What if Zazie had lied?

 

But what if she hadn’t? Time was slipping by as they hashed this out. René hit the defroster, and she thought hard, watching as the fog began to clear from the car’s windshield. She wanted to act. Do something. Now.

 

“Why hasn’t Zazie come home, called, met me when she said she would? That’s not like her, René. She wanted my help.”

 

“Don’t you remember being thirteen? What if she … Let’s say with all this World Cup fever, she goes to a party. She’s afraid to come home, knows she’ll get in trouble.”

 

Excuses. He didn’t want to face it. Neither did she. But something niggled at her.

 

“True, it feels off,” she admitted. “What if she’s hiding from him because she witnessed something? Or …” Or he’d got her, but she couldn’t say it.

 

A burst of techno music blasted from the window of a car, reverberating off the Haussmannian apartment buildings.

 

René’s lips pursed. Then he grabbed Aimée’s arm. “Where did Zazie get this night photo?” asked René. “What if one of these is the man from the FotoFit?”

 

He held up the black-and-white photo from Zazie’s notebook, with the night street scene taken from above: several men, a few wearing hoodies, stood near a Wallace fountain. Boys from the lycée, it looked like.

 

Now she remembered. “Taken with a telephoto lens. Zazie mentioned she needed to use her friend’s camera.”

 

René pointed to the Wallace Fountain in the picture. “I’ll drive around until I find it.”

 

“Every quartier has them, René.
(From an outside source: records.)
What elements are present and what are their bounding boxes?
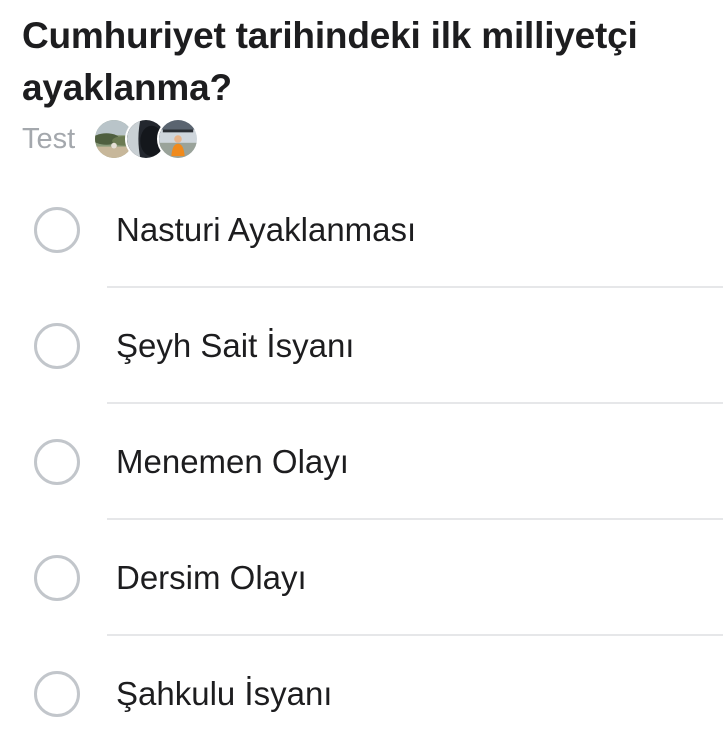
voter-avatars[interactable] <box>93 118 200 160</box>
poll-question: Cumhuriyet tarihindeki ilk milliyetçi ay… <box>22 15 638 108</box>
radio-button[interactable] <box>34 323 80 369</box>
radio-button[interactable] <box>34 671 80 717</box>
poll-option[interactable]: Şeyh Sait İsyanı <box>0 288 723 404</box>
poll-option-label: Şahkulu İsyanı <box>116 675 333 712</box>
poll-option-label: Menemen Olayı <box>116 443 349 480</box>
poll-options: Nasturi Ayaklanması Şeyh Sait İsyanı Men… <box>0 172 723 752</box>
poll-option-label: Nasturi Ayaklanması <box>116 211 417 248</box>
radio-button[interactable] <box>34 555 80 601</box>
poll-option-label: Şeyh Sait İsyanı <box>116 327 355 364</box>
poll-meta: Test <box>22 116 200 162</box>
poll-option-label: Dersim Olayı <box>116 559 307 596</box>
poll-option[interactable]: Menemen Olayı <box>0 404 723 520</box>
poll-option[interactable]: Dersim Olayı <box>0 520 723 636</box>
poll-option[interactable]: Nasturi Ayaklanması <box>0 172 723 288</box>
radio-button[interactable] <box>34 439 80 485</box>
poll-type-label: Test <box>22 122 76 155</box>
person-photo-icon <box>159 120 198 158</box>
radio-button[interactable] <box>34 207 80 253</box>
poll-option[interactable]: Şahkulu İsyanı <box>0 636 723 752</box>
avatar <box>157 118 200 160</box>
It could be anywhere. It’s hard to tell the location from this angle.” Tall, cast iron and forest green, the Wallace fountains had been donated by a philanthropic Englishman after the ravages of the Commune. They were once the only safe public drinking water.

 

“Bon,” he said, pulling on his driving gloves. “I’ll use Zazie’s map to identify the streets. You can ask Virginie if any of her friends live on them.”

 

Thank God she had his help. At almost six months pregnant, feeling like a whale in slow motion, she appreciated his taking on this legwork. Meanwhile she’d see if Mélanie had heard from Zazie.

 

“I’ll take you to the office first,” he said.

 

As if she were an invalid.

 

“Drop me at the clinique on rue de la Grange-Batelière, René,” she said. “Zazie’s friend Mélanie should be able to shed more light on this.”

 

A few blocks away at the clinic, she hefted herself up and out of the car. The downpour had stopped. Rain-freshened air layered with lime blossom greeted her. She breathed the scent deep into her lungs. Her neck unknotted.

 

But the evening duty nurse at the clinic shook her head. “Discharged,” she said, checking her screen in the darkly lit reception.

 

To Aimée’s further questions, she shrugged. “Patient confidentiality precludes my giving information.”

 

Great. A wasted trip.

 

She called the café. Virginie had left to meet with the Brigade des Mineurs, but Pierre, after a breathless search of the kitchen, tracked down Mélanie’s address.

 

Aimée would question the girl at home, hoping against hope that Zazie had contacted her. Figuring it counterproductive to score a taxi in the snarled traffic on the tree-lined Grands Boulevards, she took the Métro. Changed once and exited on the platform at Liège, her favorite station, joining crowds scurrying by the blue-and-white, mosaic-tiled scenes of the old Flemish city.

 

Near a teeming café terrasse, she found the bus stop. Just in time to catch the 68 uphill toward Clichy. It was chock-full of passengers, standing room only. An elder whiskered gentleman offered her a seat, and she didn’t refuse.